Pretty nice problem actually. And surprisingly difficult #4 for the German olympiad in my opinion. If $AB \parallel CD$, then the claim follows immediately, so let $AB \not \parallel CD$. Consider $S = AB \cap CD$. The main observation is that it is the radical center of the three given circles. That immediately implies $|SP|=|SQ|$. Now we look at the area of $\triangle SPQ$, which is \[ \frac12 \cdot |SQ| \cdot \text{d}(P,CD) = [\triangle SPQ] = \frac12 \cdot |SP| \cdot \text{d}(Q, AB). \]That gives us $\text{d}(P,CD) = \text{d}(Q,AB)$ as desired. $\hfill \square$

Let $PX$ and $PY$ be the desired distances.
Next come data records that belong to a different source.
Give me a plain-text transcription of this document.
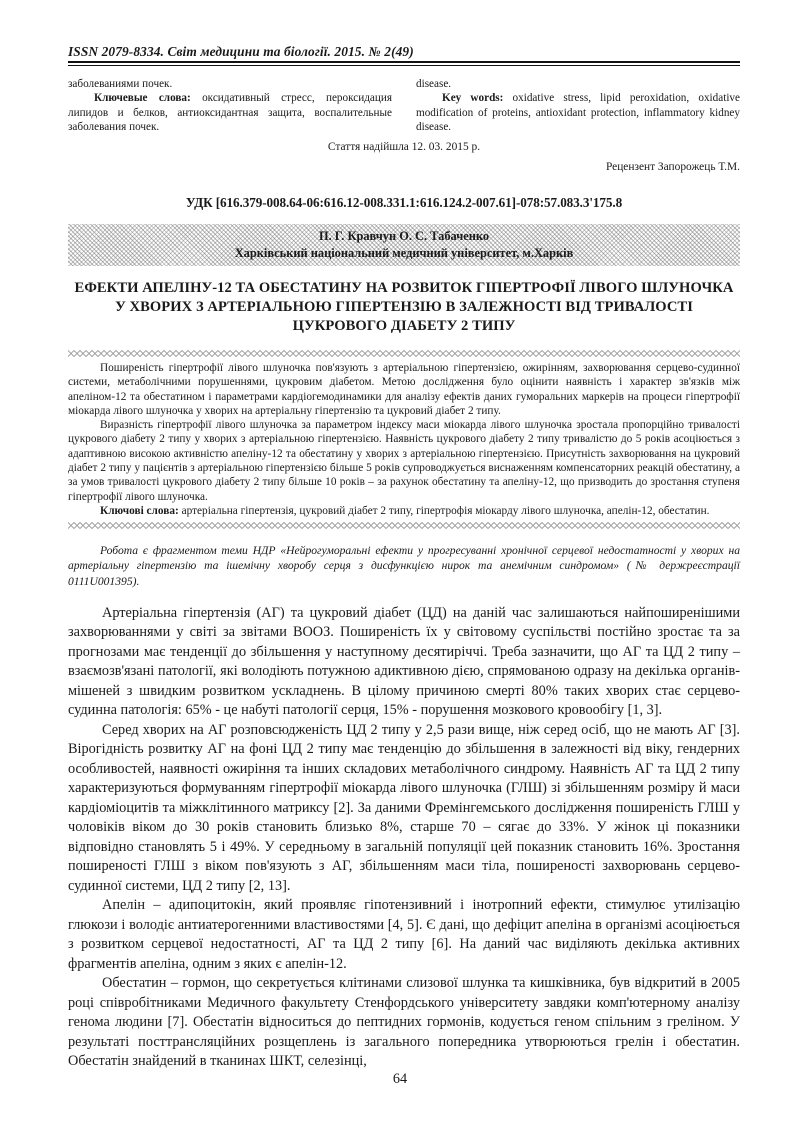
ISSN 2079-8334. Світ медицини та біології. 2015. № 2(49)

заболеваниями почек.

Ключевые слова: оксидативный стресс, пероксидация липидов и белков, антиоксидантная защита, воспалительные заболевания почек.

disease.

Key words: oxidative stress, lipid peroxidation, oxidative modification of proteins, antioxidant protection, inflammatory kidney disease.

Стаття надійшла 12. 03. 2015 р.
Рецензент Запорожець Т.М.
УДК [616.379-008.64-06:616.12-008.331.1:616.124.2-007.61]-078:57.083.3'175.8
П. Г. Кравчун О. С. Табаченко
Харківський національний медичний університет, м.Харків
ЕФЕКТИ АПЕЛІНУ-12 ТА ОБЕСТАТИНУ НА РОЗВИТОК ГІПЕРТРОФІЇ ЛІВОГО ШЛУНОЧКА У ХВОРИХ З АРТЕРІАЛЬНОЮ ГІПЕРТЕНЗІЮ В ЗАЛЕЖНОСТІ ВІД ТРИВАЛОСТІ ЦУКРОВОГО ДІАБЕТУ 2 ТИПУ

Поширеність гіпертрофії лівого шлуночка пов'язують з артеріальною гіпертензією, ожирінням, захворювання серцево-судинної системи, метаболічними порушеннями, цукровим діабетом. Метою дослідження було оцінити наявність і характер зв'язків між апеліном-12 та обестатином і параметрами кардіогемодинамики для аналізу ефектів даних гуморальних маркерів на процеси гіпертрофії міокарда лівого шлуночка у хворих на артеріальну гіпертензію та цукровий діабет 2 типу.

Виразність гіпертрофії лівого шлуночка за параметром індексу маси міокарда лівого шлуночка зростала пропорційно тривалості цукрового діабету 2 типу у хворих з артеріальною гіпертензією. Наявність цукрового діабету 2 типу тривалістю до 5 років асоціюється з адаптивною високою активністю апеліну-12 та обестатину у хворих з артеріальною гіпертензією. Присутність захворювання на цукровий діабет 2 типу у пацієнтів з артеріальною гіпертензією більше 5 років супроводжується виснаженням компенсаторних реакцій обестатину, а за умов тривалості цукрового діабету 2 типу більше 10 років – за рахунок обестатину та апеліну-12, що призводить до зростання ступеня гіпертрофії лівого шлуночка.

Ключові слова: артеріальна гіпертензія, цукровий діабет 2 типу, гіпертрофія міокарду лівого шлуночка, апелін-12, обестатин.

Робота є фрагментом теми НДР «Нейрогуморальні ефекти у прогресуванні хронічної серцевої недостатності у хворих на артеріальну гіпертензію та ішемічну хворобу серця з дисфункцією нирок та анемічним синдромом» (№ держреєстрації 0111U001395).

Артеріальна гіпертензія (АГ) та цукровий діабет (ЦД) на даній час залишаються найпоширенішими захворюваннями у світі за звітами ВООЗ. Поширеність їх у світовому суспільстві постійно зростає та за прогнозами має тенденції до збільшення у наступному десятиріччі. Треба зазначити, що АГ та ЦД 2 типу – взаємозв'язані патології, які володіють потужною адиктивною дією, спрямованою одразу на декілька органів-мішеней з швидким розвитком ускладнень. В цілому причиною смерті 80% таких хворих стає серцево-судинна патологія: 65% - це набуті патології серця, 15% - порушення мозкового кровообігу [1, 3].

Серед хворих на АГ розповсюдженість ЦД 2 типу у 2,5 рази вище, ніж серед осіб, що не мають АГ [3]. Вірогідність розвитку АГ на фоні ЦД 2 типу має тенденцію до збільшення в залежності від віку, гендерних особливостей, наявності ожиріння та інших складових метаболічного синдрому. Наявність АГ та ЦД 2 типу характеризуються формуванням гіпертрофії міокарда лівого шлуночка (ГЛШ) зі збільшенням розміру й маси кардіоміоцитів та міжклітинного матриксу [2]. За даними Фремінгемського дослідження поширеність ГЛШ у чоловіків віком до 30 років становить близько 8%, старше 70 – сягає до 33%. У жінок ці показники відповідно становлять 5 і 49%. У середньому в загальній популяції цей показник становить 16%. Зростання поширеності ГЛШ з віком пов'язують з АГ, збільшенням маси тіла, поширеності захворювань серцево-судинної системи, ЦД 2 типу [2, 13].

Апелін – адипоцитокін, який проявляє гіпотензивний і інотропний ефекти, стимулює утилізацію глюкози і володіє антиатерогенними властивостями [4, 5]. Є дані, що дефіцит апеліна в організмі асоціюється з розвитком серцевої недостатності, АГ та ЦД 2 типу [6]. На даний час виділяють декілька активних фрагментів апеліна, одним з яких є апелін-12.

Обестатин – гормон, що секретується клітинами слизової шлунка та кишківника, був відкритий в 2005 році співробітниками Медичного факультету Стенфордського університету завдяки комп'ютерному аналізу генома людини [7]. Обестатін відноситься до пептидних гормонів, кодується геном спільним з греліном. У результаті посттрансляційних розщеплень із загального попередника утворюються грелін і обестатин. Обестатін знайдений в тканинах ШКТ, селезінці,

64
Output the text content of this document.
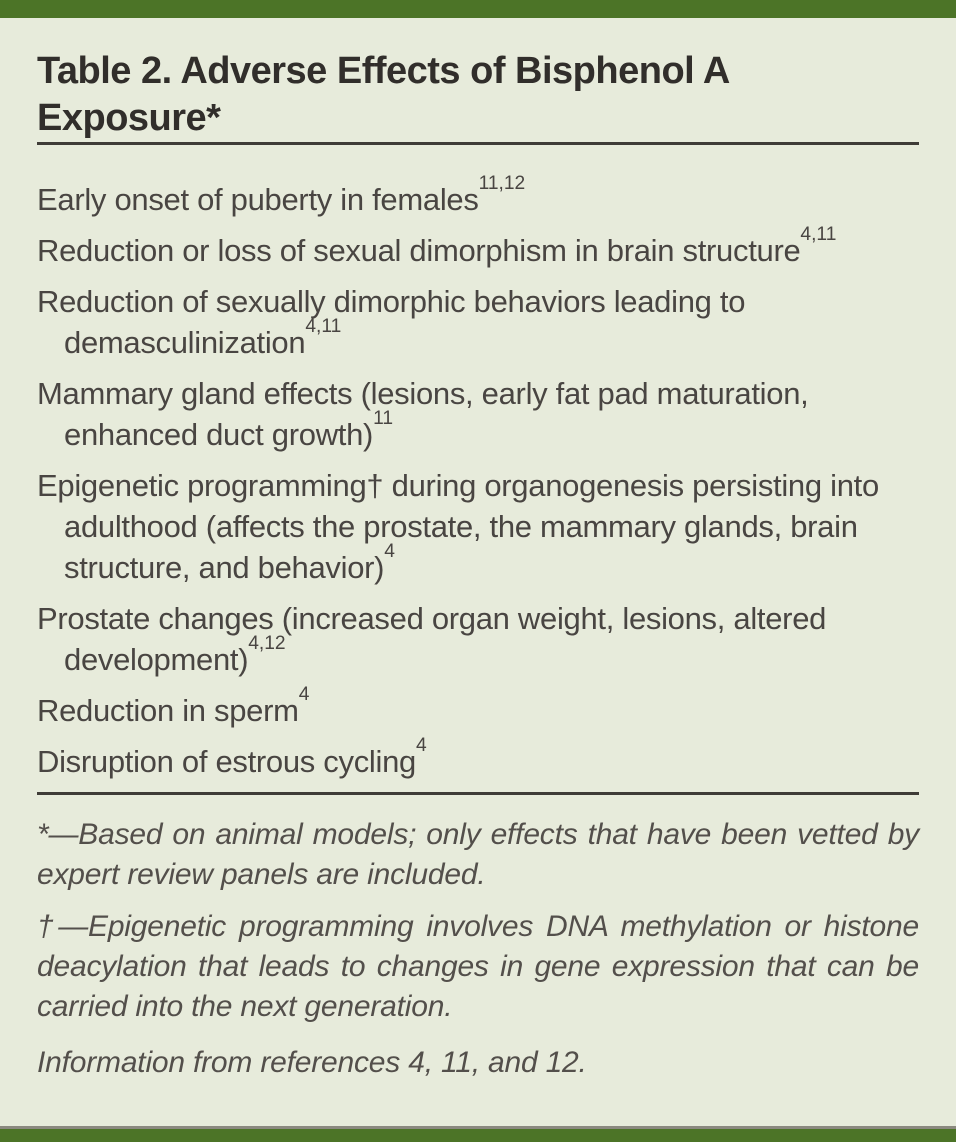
Table 2. Adverse Effects of Bisphenol A Exposure*

Early onset of puberty in females$^{11,12}$

Reduction or loss of sexual dimorphism in brain structure$^{4,11}$

Reduction of sexually dimorphic behaviors leading to demasculinization$^{4,11}$

Mammary gland effects (lesions, early fat pad maturation, enhanced duct growth)$^{11}$

Epigenetic programming† during organogenesis persisting into adulthood (affects the prostate, the mammary glands, brain structure, and behavior)$^4$

Prostate changes (increased organ weight, lesions, altered development)$^{4,12}$

Reduction in sperm$^4$

Disruption of estrous cycling$^4$

*—Based on animal models; only effects that have been vetted by expert review panels are included.

†—Epigenetic programming involves DNA methylation or histone deacylation that leads to changes in gene expression that can be carried into the next generation.

Information from references 4, 11, and 12.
Let $R=AB$$\cap$$CD$. $RP^2=RD.RC=RA.RB=RQ^2$, implying that the triangle $RPQ$ is isoceles, so the altitutdes of $P$ and $Q$ in this triangle are equal,consquently $PX=QY$.

Too easy, even for a 4. Let the foot from $P$ and $Q$ to $CD$ and $AB$ be $P_1$ and $Q_1$ respectively, and let $X=AB\cap CD$, if this intersection exists. Otherwise $AB\parallel CD$ and the result is clear. By PoP, $XQ^2=XA\cdot XB=XD\cdot XC=XP^2$, which implies $XQ=XC$. Therefore, $\triangle XPP'\cong \triangle XQQ'$ by aSA, and the result follows.